Now, I find other big tech companies such as Facebook and Apple in similar manners (I wouldn’t go into full details as they would take up so much space).

All these seem to indicate that a giant tech pendulum that started to swing from the far left to the right 15 years ago, seem to have reached its end, and will start to swinging back to the left. We are thus currently at a moment, where we will start to see the big tech companies come down from its high prime. This is just like how Intel and IBM, which once seemed invincible, have come down from their peaks.

I believe such transition will create a gap in the tech industry.

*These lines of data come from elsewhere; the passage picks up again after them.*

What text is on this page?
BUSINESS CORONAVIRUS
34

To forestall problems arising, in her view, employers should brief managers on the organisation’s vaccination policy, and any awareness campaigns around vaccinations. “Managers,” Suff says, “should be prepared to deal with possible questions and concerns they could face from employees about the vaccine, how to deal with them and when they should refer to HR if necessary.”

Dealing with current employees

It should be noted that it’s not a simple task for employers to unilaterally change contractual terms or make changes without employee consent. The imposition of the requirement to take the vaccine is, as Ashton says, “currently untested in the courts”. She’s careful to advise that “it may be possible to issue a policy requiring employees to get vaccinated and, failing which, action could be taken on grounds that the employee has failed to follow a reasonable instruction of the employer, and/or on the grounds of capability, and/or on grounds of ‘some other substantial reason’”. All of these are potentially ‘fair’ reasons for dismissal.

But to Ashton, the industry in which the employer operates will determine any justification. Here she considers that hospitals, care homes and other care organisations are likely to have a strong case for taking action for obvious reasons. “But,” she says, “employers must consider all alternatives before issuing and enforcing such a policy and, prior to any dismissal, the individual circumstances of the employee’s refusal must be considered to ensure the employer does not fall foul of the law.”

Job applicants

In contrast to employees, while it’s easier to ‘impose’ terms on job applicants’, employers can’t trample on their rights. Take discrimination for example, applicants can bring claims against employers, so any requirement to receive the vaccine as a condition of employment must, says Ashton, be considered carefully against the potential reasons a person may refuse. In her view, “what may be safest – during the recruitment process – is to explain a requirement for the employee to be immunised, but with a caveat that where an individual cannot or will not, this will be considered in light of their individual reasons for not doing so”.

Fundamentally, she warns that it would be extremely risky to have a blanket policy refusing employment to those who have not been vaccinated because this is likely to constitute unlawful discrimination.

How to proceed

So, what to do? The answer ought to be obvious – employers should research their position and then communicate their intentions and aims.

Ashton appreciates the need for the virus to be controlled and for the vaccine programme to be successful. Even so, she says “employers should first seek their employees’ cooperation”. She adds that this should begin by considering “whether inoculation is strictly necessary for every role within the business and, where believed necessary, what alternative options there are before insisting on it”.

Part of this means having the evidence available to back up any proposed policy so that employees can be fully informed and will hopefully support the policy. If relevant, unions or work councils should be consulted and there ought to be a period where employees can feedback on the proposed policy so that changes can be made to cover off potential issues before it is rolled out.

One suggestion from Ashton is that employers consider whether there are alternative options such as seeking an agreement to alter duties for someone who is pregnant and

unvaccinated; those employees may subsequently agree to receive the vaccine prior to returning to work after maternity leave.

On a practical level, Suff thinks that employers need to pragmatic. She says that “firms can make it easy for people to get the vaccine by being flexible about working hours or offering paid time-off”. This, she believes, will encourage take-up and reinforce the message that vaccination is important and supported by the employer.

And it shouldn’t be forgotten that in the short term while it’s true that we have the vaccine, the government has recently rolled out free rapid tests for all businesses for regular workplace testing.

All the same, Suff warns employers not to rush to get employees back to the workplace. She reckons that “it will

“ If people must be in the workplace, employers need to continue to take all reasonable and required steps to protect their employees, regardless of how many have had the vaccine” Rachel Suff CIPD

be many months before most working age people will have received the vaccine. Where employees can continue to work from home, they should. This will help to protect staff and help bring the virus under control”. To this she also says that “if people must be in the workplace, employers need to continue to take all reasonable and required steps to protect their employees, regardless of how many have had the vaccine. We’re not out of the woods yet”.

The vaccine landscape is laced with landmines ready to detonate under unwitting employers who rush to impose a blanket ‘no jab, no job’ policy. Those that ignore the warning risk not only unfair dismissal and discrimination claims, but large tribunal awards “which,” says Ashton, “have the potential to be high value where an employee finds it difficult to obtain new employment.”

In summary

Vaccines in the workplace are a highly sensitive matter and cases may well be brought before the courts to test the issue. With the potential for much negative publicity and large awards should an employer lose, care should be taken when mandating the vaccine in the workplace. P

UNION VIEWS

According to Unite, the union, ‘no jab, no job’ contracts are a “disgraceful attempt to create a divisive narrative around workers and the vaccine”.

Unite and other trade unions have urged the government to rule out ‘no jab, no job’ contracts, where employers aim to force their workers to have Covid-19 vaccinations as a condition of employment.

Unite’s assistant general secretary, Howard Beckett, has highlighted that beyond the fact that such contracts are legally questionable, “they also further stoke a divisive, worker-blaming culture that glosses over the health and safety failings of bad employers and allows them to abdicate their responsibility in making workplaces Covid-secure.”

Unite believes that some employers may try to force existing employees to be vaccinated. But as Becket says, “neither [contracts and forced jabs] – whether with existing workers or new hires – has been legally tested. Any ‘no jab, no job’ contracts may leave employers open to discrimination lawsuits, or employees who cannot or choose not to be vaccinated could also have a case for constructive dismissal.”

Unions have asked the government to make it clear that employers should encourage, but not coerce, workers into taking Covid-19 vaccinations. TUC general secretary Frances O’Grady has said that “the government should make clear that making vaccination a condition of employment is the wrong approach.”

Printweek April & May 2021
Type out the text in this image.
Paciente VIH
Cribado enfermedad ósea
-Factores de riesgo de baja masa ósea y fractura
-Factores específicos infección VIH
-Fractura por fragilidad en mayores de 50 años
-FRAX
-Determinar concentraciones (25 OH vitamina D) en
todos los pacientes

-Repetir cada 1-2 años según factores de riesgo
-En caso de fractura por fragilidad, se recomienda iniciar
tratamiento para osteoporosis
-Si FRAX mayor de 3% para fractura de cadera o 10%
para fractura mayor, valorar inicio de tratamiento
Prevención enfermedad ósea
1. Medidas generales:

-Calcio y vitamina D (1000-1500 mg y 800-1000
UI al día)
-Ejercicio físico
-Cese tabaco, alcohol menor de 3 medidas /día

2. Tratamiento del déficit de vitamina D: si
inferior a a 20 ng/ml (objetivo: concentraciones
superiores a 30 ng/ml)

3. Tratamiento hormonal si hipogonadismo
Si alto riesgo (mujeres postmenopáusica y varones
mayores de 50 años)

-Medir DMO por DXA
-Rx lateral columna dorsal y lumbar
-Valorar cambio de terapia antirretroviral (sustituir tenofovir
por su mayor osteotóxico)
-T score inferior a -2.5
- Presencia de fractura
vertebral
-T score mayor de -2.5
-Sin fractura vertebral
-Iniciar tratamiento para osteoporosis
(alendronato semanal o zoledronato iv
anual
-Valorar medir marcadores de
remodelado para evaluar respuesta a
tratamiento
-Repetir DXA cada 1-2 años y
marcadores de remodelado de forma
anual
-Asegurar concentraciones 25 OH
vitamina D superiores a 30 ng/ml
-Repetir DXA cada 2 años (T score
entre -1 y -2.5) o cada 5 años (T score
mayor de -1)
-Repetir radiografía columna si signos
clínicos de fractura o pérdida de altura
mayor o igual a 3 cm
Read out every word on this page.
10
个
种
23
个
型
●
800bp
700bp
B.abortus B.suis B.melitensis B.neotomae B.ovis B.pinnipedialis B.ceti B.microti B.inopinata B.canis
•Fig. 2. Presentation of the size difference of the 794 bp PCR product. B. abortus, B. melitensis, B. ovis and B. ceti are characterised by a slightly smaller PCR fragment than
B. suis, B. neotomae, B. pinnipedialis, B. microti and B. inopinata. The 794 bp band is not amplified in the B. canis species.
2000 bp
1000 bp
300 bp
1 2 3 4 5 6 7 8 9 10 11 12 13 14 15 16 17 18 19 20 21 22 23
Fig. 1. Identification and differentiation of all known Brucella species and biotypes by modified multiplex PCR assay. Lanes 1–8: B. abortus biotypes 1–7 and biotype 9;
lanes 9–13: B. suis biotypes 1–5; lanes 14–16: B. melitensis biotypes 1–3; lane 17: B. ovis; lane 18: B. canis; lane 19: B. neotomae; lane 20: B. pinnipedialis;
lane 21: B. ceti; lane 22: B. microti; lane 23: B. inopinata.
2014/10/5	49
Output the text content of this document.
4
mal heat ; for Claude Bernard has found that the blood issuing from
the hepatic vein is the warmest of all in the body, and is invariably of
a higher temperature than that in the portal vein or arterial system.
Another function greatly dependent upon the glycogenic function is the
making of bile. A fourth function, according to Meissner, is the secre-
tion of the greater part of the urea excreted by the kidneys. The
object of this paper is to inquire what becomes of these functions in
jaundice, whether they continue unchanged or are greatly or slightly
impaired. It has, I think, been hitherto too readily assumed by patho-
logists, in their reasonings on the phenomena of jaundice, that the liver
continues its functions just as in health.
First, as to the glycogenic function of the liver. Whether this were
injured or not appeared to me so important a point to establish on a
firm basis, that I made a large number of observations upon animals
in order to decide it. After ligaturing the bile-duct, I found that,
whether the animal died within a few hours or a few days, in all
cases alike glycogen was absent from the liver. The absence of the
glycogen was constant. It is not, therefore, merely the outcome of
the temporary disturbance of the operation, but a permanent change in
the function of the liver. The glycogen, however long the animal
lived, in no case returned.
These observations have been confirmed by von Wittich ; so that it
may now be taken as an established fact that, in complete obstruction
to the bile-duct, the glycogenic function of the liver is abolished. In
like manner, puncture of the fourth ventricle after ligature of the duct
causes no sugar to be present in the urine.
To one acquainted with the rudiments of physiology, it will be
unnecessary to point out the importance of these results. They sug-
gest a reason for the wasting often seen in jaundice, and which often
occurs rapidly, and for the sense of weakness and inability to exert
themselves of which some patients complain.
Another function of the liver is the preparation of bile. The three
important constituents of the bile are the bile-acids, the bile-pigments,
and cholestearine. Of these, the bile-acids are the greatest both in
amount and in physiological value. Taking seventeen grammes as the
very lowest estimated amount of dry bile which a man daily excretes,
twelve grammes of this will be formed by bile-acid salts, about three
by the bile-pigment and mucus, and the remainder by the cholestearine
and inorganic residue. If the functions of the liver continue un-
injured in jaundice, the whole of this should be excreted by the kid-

Currently, too many college students are majoring in computer science, with entry jobs becoming extremely competitive. The work force that used to go to Wall Street, medical schools, law schools have all been concentrated into tech. I believe such concentration will likely be redistributed in the near future. Moreover, the slowdown of the big tech companies may bringing significant pullback in the stock market. While tech companies are richly valued today, I personally do not see such growth momentum continuing for the tech giants, and I believe there will come a time, when people start to realize that their growths are actually slowing down. I don’t know whether it will be this year or next year or 2 years from now, but I believe not far from today, people will realize that the tech giants are going through their peak times, and will soon come down. This will provide rooms for the next generation tech companies to eclipse current tech giants and become the next tech giants.

While many people today focus on the Fed printing money, QE, low interest rates to predict the market outcome, I am a strong believer that the fundamentals drive the values, which ultimately predict the stock market. Stock market may stay irrational for a short time ( ~ 1 year), but at the end, they do converge to the right price and place. I am starting to notice a shift in those fundamentals. COVID may have accelerated the digital transformation, but I don’t perceive it as a long term growth catalyst. Moreover, for some companies, such as Google and Facebook, COVID is actually doing damage as its is affecting their advertisement revenues. Overall, COVID is more of a short impulse that brings high growth in a short period time probably for a year that will later plateau. Thus, I believe we are going through our peak market that will likely stall and come down.